Walter had been writing since he was 18 months olds - and eventually developed a character, Harold Walker, who would be the star of his twenty something children's books, written by a child and young adult. Harold Walker was an "handsome intellectual" character, which was a cover for "young Marxist Hebrew," a mix of a hard Americana spirit with the detective feel of Batman. Harold would have adventures of the mind at home and school, like "Harold Walker and the Great Science Debate" (feather vs. lead iron weight) or "Harold Walker and the Fourth Candle" (a truly moving Hanukkah caper) and so forth.
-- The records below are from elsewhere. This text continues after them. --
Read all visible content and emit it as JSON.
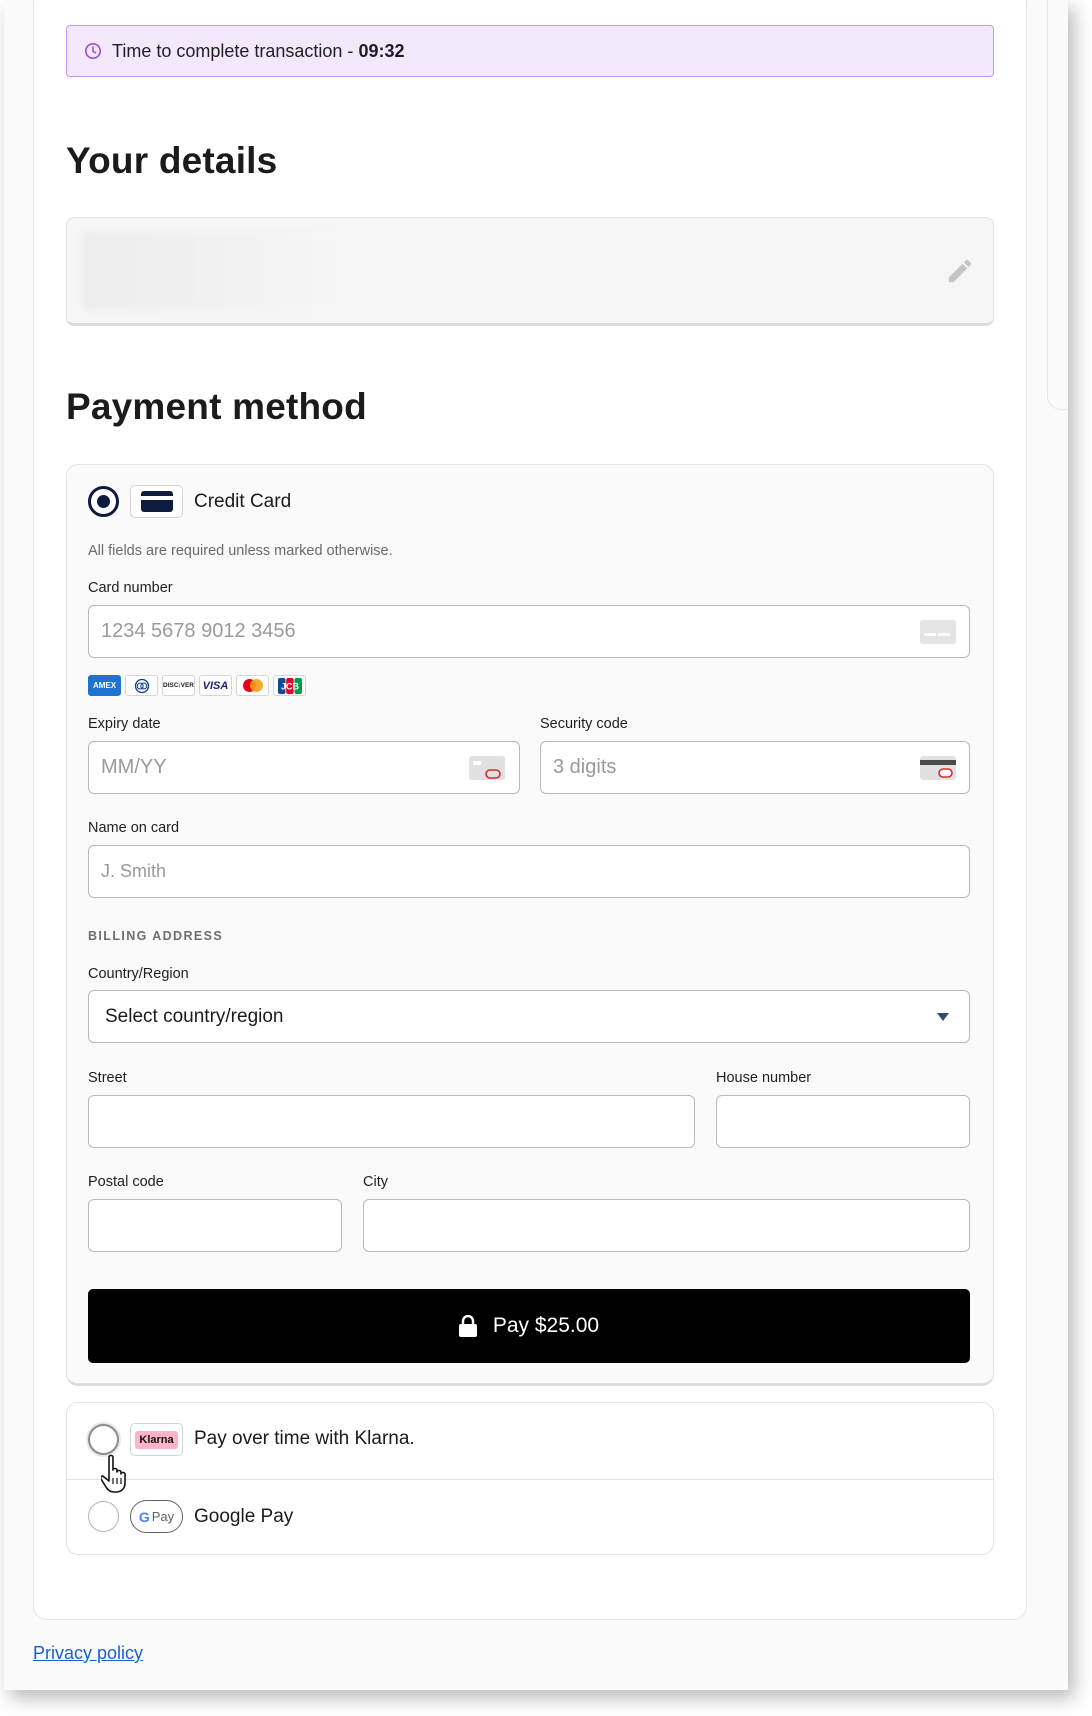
{
  "timer": {
    "label": "Time to complete transaction - ",
    "time": "09:32",
    "icon": "clock-icon",
    "accent": "#9b4fd6"
  },
  "details": {
    "title": "Your details",
    "edit_icon": "pencil-icon"
  },
  "payment": {
    "title": "Payment method",
    "credit_card": {
      "label": "Credit Card",
      "icon": "credit-card-icon",
      "note": "All fields are required unless marked otherwise.",
      "card_number_label": "Card number",
      "card_number_placeholder": "1234 5678 9012 3456",
      "brands": [
        "AMEX",
        "Diners",
        "DISCOVER",
        "VISA",
        "Mastercard",
        "JCB"
      ],
      "expiry_label": "Expiry date",
      "expiry_placeholder": "MM/YY",
      "security_label": "Security code",
      "security_placeholder": "3 digits",
      "name_label": "Name on card",
      "name_placeholder": "J. Smith",
      "billing_label": "BILLING ADDRESS",
      "country_label": "Country/Region",
      "country_value": "Select country/region",
      "street_label": "Street",
      "house_label": "House number",
      "postal_label": "Postal code",
      "city_label": "City",
      "pay_label": "Pay $25.00"
    },
    "klarna": {
      "logo_text": "Klarna",
      "label": "Pay over time with Klarna.",
      "logo_color": "#ffb3c7"
    },
    "google_pay": {
      "logo_text": "Pay",
      "label": "Google Pay"
    }
  },
  "footer": {
    "privacy_link": "Privacy policy"
  }
}
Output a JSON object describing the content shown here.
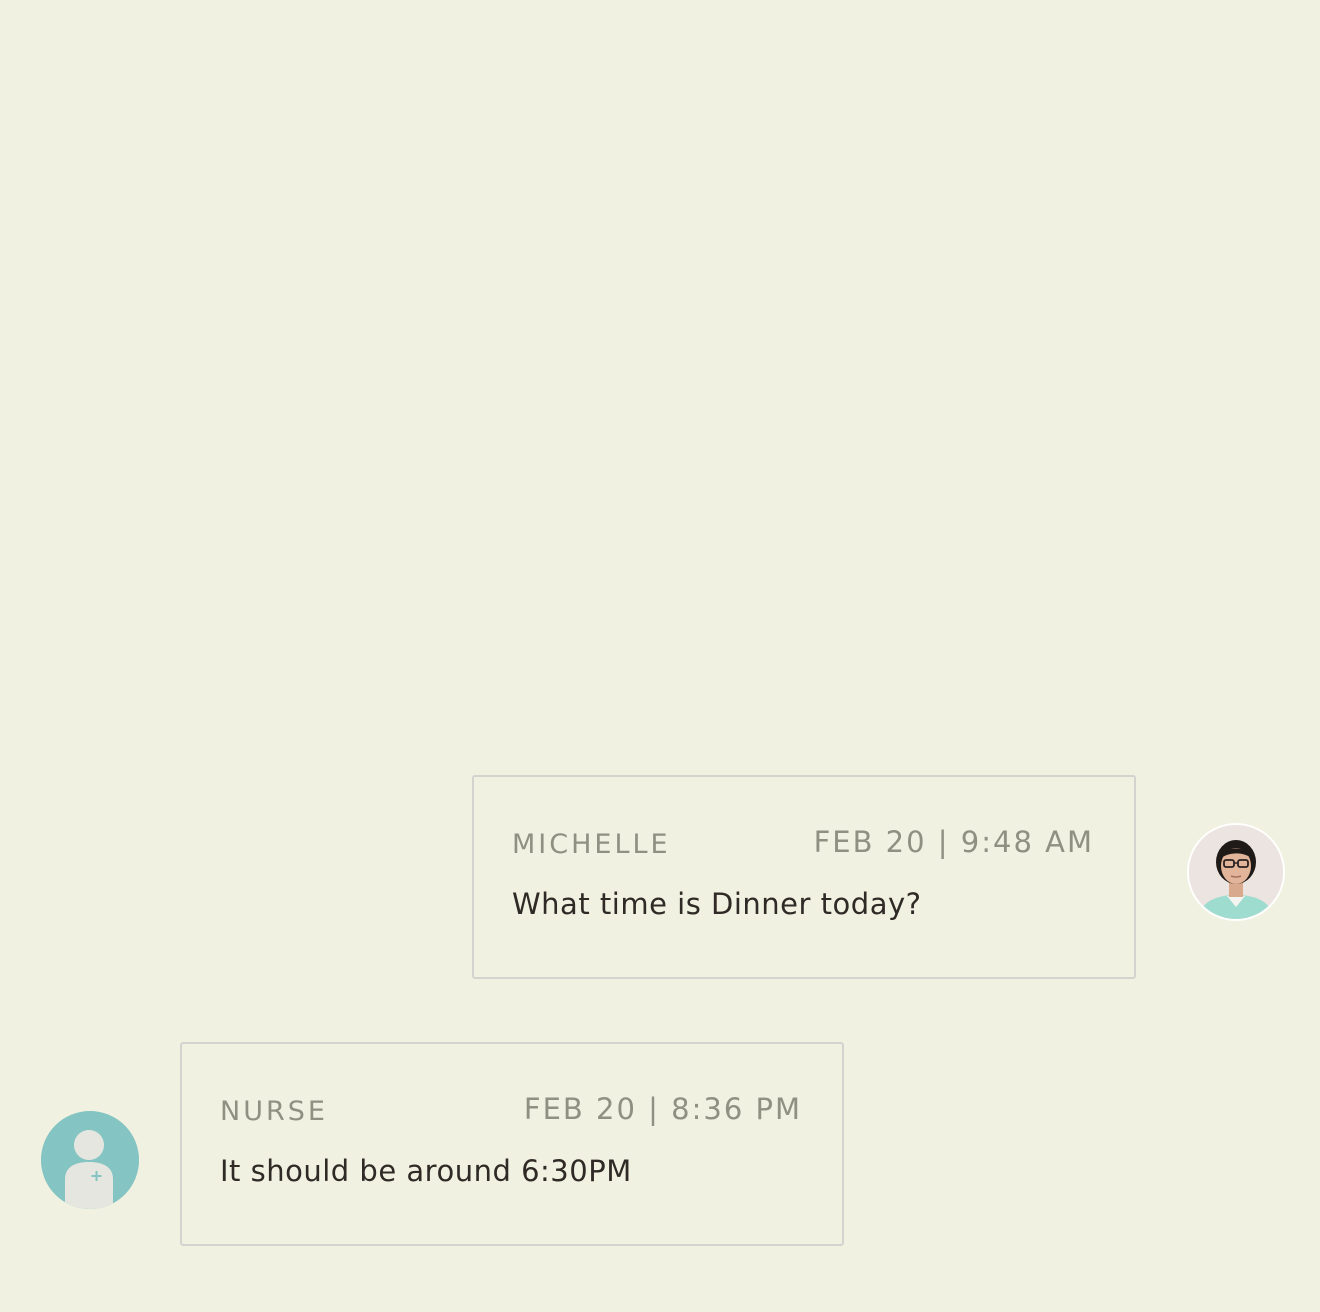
{
  "colors": {
    "background": "#f1f1e1",
    "bubble_border": "#d3d3d0",
    "meta_text": "#8f8f82",
    "body_text": "#2f2a26",
    "nurse_avatar": "#84c4c2"
  },
  "messages": [
    {
      "sender": "MICHELLE",
      "timestamp": "FEB 20 | 9:48 AM",
      "text": "What time is Dinner today?",
      "avatar": "user-photo-avatar"
    },
    {
      "sender": "NURSE",
      "timestamp": "FEB 20 | 8:36 PM",
      "text": "It should be around 6:30PM",
      "avatar": "nurse-avatar-icon"
    }
  ]
}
Dr. Linkman, seeing his son's talent, paired him with an artist from the university and sketched out the first 28-page book. From there they self published five books, and eventually built a small company, Linkman Publishing, which they sold when Walter moved onto the novel at 16 and looked for larger distribution and a more mature, national audience. 

Wednesday, December 30, 2009

The Holocaust Was Complete.

The holocaust was complete. Marie lay in an ambulance a few feet away and Walter held tightly to his remaining, intact hard drives. Everything else had burned - the years of writing, the early prints and scripts, the library, every note and journal and item he had once called his own, burnt. Burned. Gone. Ashes on top of black ashes.